ICI Reports for First Time on Exchange-Traded Funds’ Expense Ratios

Washington, DC, May 17, 2017—The average expense ratios of long-term mutual funds declined in 2016, continuing a two-decade downward trend, the Investment Company Institute (ICI) reports in a new research study today. In 2016, investors paid, on average, 39 percent less for equity mutual fund expense ratios than in 1996—reflecting investor interest in lower-cost funds, industry competition, and economies of scale driven by asset growth, ICI says. A fund’s expense ratio is the fund’s total annual expenses expressed as a percentage of its net assets.

For the first time, the report, “Trends in the Expenses and Fees of Funds, 2016,” examines the expense ratios of exchange-traded funds (ETFs). They too show a downward trend, including a 32 percent decline in index equity ETF expense ratios from 2009 to 2016. Data for all figures in the report are accessible here.

Mutual Fund Expense Ratios Have Declined Substantially Since 1996
Percent, 1996–2016

Note: Expense ratios are measured as asset-weighted averages. Data exclude mutual funds available as investment choices in variable annuities and mutual funds that invest primarily in other mutual funds.

Source: Investment Company Institute, Lipper, and Morningstar

“Our research study finds a two-decade downward trajectory for expense ratios of actively managed and index mutual funds in a highly competitive market,” says Sean Collins, ICI’s senior director of industry and financial analysis. “In recent years, economies of scale and intense competition put downward pressure on fund expense ratios. The fund industry continues to meet investor demand for lower-cost investment options, such as through no-load share classes. Funds are adapting to a paradigm shift in the industry’s business model—a growing number of investors are paying their investment professionals for investment advice and assistance directly out of their pockets, rather than paying indirectly for advice through funds.”

The paper shows that the decline in average expense ratios in 2016 coincided with the Department of Labor’s fiduciary rulemaking, and was not caused by the rulemaking (see page 26 of the report).

Actively Managed and Index Mutual Fund Expense Ratios Continued to Decline

The report shows an overall decline in the average expense ratios of equity, bond, and hybrid mutual funds—a decline that also is present for actively managed and index equity and bond mutual funds. For example, over the two decades of actively managed and index mutual fund expense ratios plotted by the ICI report, the average expense ratio of actively managed equity mutual funds in 2016 was 24 percent less than in 1996 (see chart below).

In 2016, the average expense ratio of actively managed equity mutual funds fell to 0.82 percent, from 0.84 percent in 2015, while the actively managed bond mutual fund average expense ratio fell to 0.58 percent, from 0.60 percent. Over the same time period, the average index equity mutual fund expense ratio fell to 0.09 percent from 0.10 percent, and the average index bond mutual fund expense ratio fell to 0.07 percent from 0.08 percent.
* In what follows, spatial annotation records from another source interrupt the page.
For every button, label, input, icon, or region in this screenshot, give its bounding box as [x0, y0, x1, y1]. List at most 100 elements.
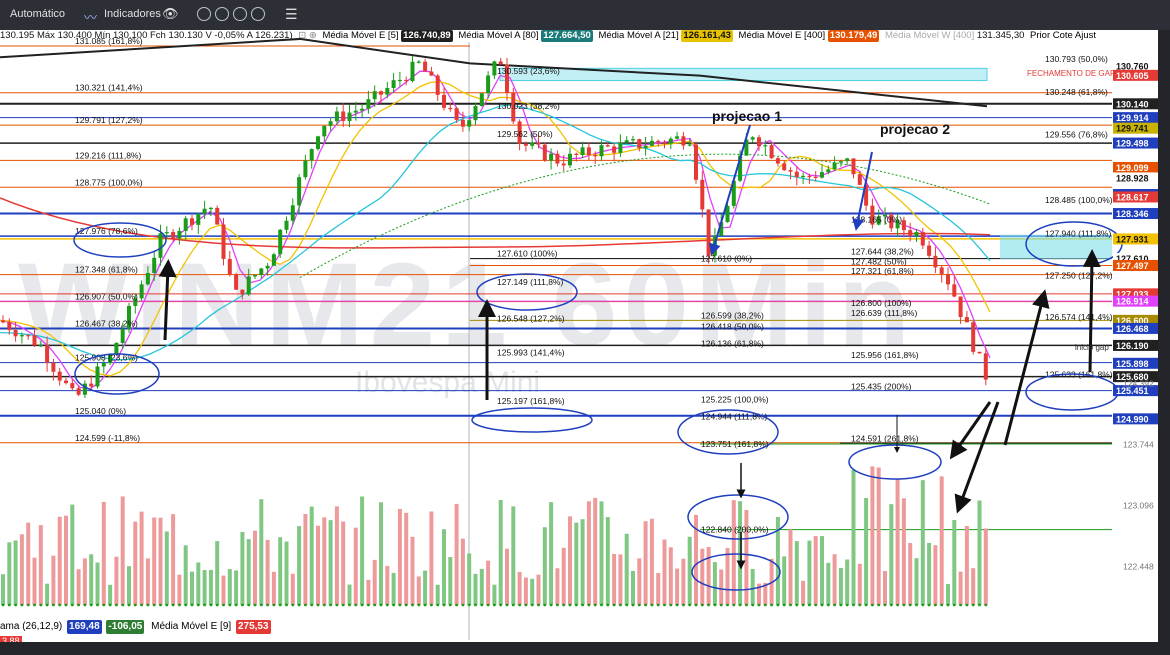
fib-label: 126.418 (50,0%) — [701, 321, 764, 331]
price-tag-label: 127.931 — [1116, 234, 1149, 244]
eye-icon[interactable]: 👁 — [162, 6, 179, 22]
price-tag-label: 129.099 — [1116, 163, 1149, 173]
volume-ma-dot — [385, 603, 389, 607]
volume-bar — [234, 570, 239, 605]
volume-bar — [164, 531, 169, 605]
candle-body — [19, 335, 24, 337]
candle-body — [108, 354, 113, 364]
candle-body — [580, 147, 585, 156]
volume-bar — [139, 511, 144, 605]
zoom-fit-icon[interactable] — [233, 7, 247, 21]
watermark-title: WINM21 60Min — [18, 239, 916, 371]
ohlc-text: 130.195 Máx 130.400 Mín 130.100 Fch 130.… — [0, 30, 293, 41]
volume-bar — [372, 559, 377, 605]
volume-ma-dot — [58, 603, 62, 607]
zoom-reset-icon[interactable] — [251, 7, 265, 21]
candle-body — [946, 273, 950, 285]
volume-bar — [612, 554, 617, 605]
mode-selector[interactable]: Automático — [10, 8, 65, 20]
volume-bar — [19, 534, 24, 605]
price-tag — [1113, 385, 1158, 397]
volume-ma-dot — [316, 603, 320, 607]
candle-body — [38, 345, 43, 347]
candle-body — [227, 258, 232, 275]
candle-body — [82, 383, 87, 395]
volume-ma-dot — [102, 603, 106, 607]
legend-toggle-icons[interactable]: ⊡ ⊕ — [298, 30, 317, 42]
candle-body — [183, 218, 188, 231]
volume-bar — [145, 558, 150, 605]
volume-bar — [738, 501, 743, 605]
ma-a21-line — [0, 81, 991, 377]
volume-bar — [895, 478, 900, 605]
fib-label: 124.591 (261,8%) — [851, 433, 919, 443]
candle-body — [486, 75, 491, 94]
volume-bar — [662, 539, 667, 605]
candle-body — [775, 158, 780, 164]
volume-bar — [385, 565, 390, 605]
candle-body — [303, 160, 308, 178]
fib-label: 127.610 (0%) — [701, 253, 752, 263]
zoom-out-icon[interactable] — [215, 7, 229, 21]
candle-body — [454, 108, 459, 120]
candle-body — [353, 110, 358, 113]
price-tag — [1113, 208, 1158, 220]
price-tag — [1113, 413, 1158, 425]
volume-ma-dot — [688, 603, 692, 607]
annotation-ellipse — [677, 409, 779, 455]
volume-bar — [240, 531, 245, 605]
ma-w400-value: 131.345,30 — [976, 30, 1025, 41]
volume-bar — [202, 570, 207, 605]
volume-ma-dot — [272, 603, 276, 607]
candle-body — [712, 235, 717, 256]
axis-tick-label: 123.096 — [1123, 501, 1154, 511]
fib-label: 125.908 (23,6%) — [75, 353, 138, 363]
volume-bar — [586, 501, 591, 605]
volume-bar — [486, 560, 491, 605]
price-tag-label: 129.498 — [1116, 139, 1149, 149]
candle-body — [7, 322, 12, 330]
volume-ma-dot — [568, 603, 572, 607]
volume-bar — [379, 502, 383, 605]
volume-bar — [511, 506, 516, 605]
fib-label: 125.435 (200%) — [851, 382, 912, 392]
volume-bar — [13, 540, 18, 605]
volume-bar — [681, 558, 686, 605]
volume-ma-dot — [360, 603, 364, 607]
candle-body — [687, 144, 692, 146]
right-side-panel[interactable] — [1158, 30, 1170, 642]
candle-body — [196, 213, 201, 225]
indicators-button[interactable]: Indicadores — [104, 8, 161, 20]
volume-ma-dot — [45, 603, 49, 607]
candle-body — [895, 220, 900, 229]
annotation-ellipse — [1025, 373, 1119, 411]
volume-ma-dot — [619, 603, 622, 607]
candle-body — [360, 108, 365, 111]
settings-sliders-icon[interactable]: ☰ — [285, 6, 298, 23]
candle-body — [498, 61, 503, 65]
volume-ma-dot — [474, 603, 477, 607]
volume-ma-dot — [455, 603, 458, 607]
volume-bar — [668, 547, 673, 605]
volume-ma-dot — [650, 603, 654, 607]
candle-body — [145, 272, 150, 285]
candle-body — [177, 230, 182, 239]
price-tag-label: 127.033 — [1116, 289, 1149, 299]
volume-ma-dot — [96, 603, 99, 607]
volume-bar — [114, 556, 119, 605]
fib-label: 125.993 (141,4%) — [497, 347, 565, 357]
candle-body — [442, 94, 446, 108]
volume-bar — [95, 562, 100, 605]
candle-body — [259, 268, 264, 275]
volume-ma-dot — [574, 603, 578, 607]
candle-body — [379, 91, 383, 95]
volume-ma-dot — [430, 603, 433, 607]
candle-body — [820, 172, 824, 178]
price-tag — [1113, 189, 1158, 201]
candle-body — [637, 139, 642, 149]
volume-bar — [952, 519, 957, 605]
volume-bar — [108, 584, 113, 605]
volume-ma-dot — [7, 603, 11, 607]
zoom-in-icon[interactable] — [197, 7, 211, 21]
ma-a80-value: 127.664,50 — [541, 30, 593, 42]
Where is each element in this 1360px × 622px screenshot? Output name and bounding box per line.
Expense Ratios of Actively Managed and Index Mutual Funds
Percent, 1996–2016

Note: Expense ratios are measured as asset-weighted averages. Data exclude mutual funds available as investment choices in variable annuities and mutual funds that invest primarily in other mutual funds.

Sources: Investment Company Institute, Lipper, and Morningstar

Investors in target date mutual funds, which usually invest through a fund-of-funds structure, paid an average expense ratio of 0.51 percent in 2016, compared with 0.67 percent in 2008 (Figure 10 in the report).

ETF Expense Ratios Declined or Remained Unchanged in Recent Years

In 2016, the average expense ratio of index equity ETFs fell to 0.23 percent, down from 0.24 percent in 2015. Index equity ETF average expense ratios have fallen each year since 2009, when the average was 0.34 percent. This is largely attributable to competition and economies of scale within the ETF industry, which appear to have put downward pressure on index equity ETF expense ratios since then (Figure 16 in the report).

The average expense ratio of index bond ETFs was 0.20 percent in 2016, unchanged from 2015, and down from 0.25 percent in 2009. The market for bond ETFs has been maturing. Assets have increased significantly, and the number of funds and sponsors competing for investor dollars has grown. These developments have played a part in the recent decline of index bond ETF expense ratios.

ICI’s report also explains why index ETF average expense ratios are somewhat higher than those of index mutual funds, relating the composition of assets and relative size between the two products (see page 20 of the report).

Average Money Market Fund Expense Ratios Rose in 2016

Average money market fund expense ratios rose to 0.18 percent in 2016, from 0.13 percent in 2015, as fund sponsors reacted to rising short-term interest rates by reducing fund expense waivers. The Federal Reserve raised short-term interest rates in December 2015, enabling money market funds to reduce the amount of expenses they had waived to avoid negative yields—from $5.5 billion in 2015 to $2.5 billion in 2016 (Figure 6 in the report). This led to higher average expense ratios in 2016.

ICI Methodology

ICI evaluates fee trends using asset-weighted averages to summarize the expenses that shareholders actually pay through funds. To compute the average, ICI weights each fund’s expense ratio by that fund’s end-of-year assets. Simple averages (counting each fund’s expense ratio equally) overstate the impact of the expenses of funds in which investors hold few dollars.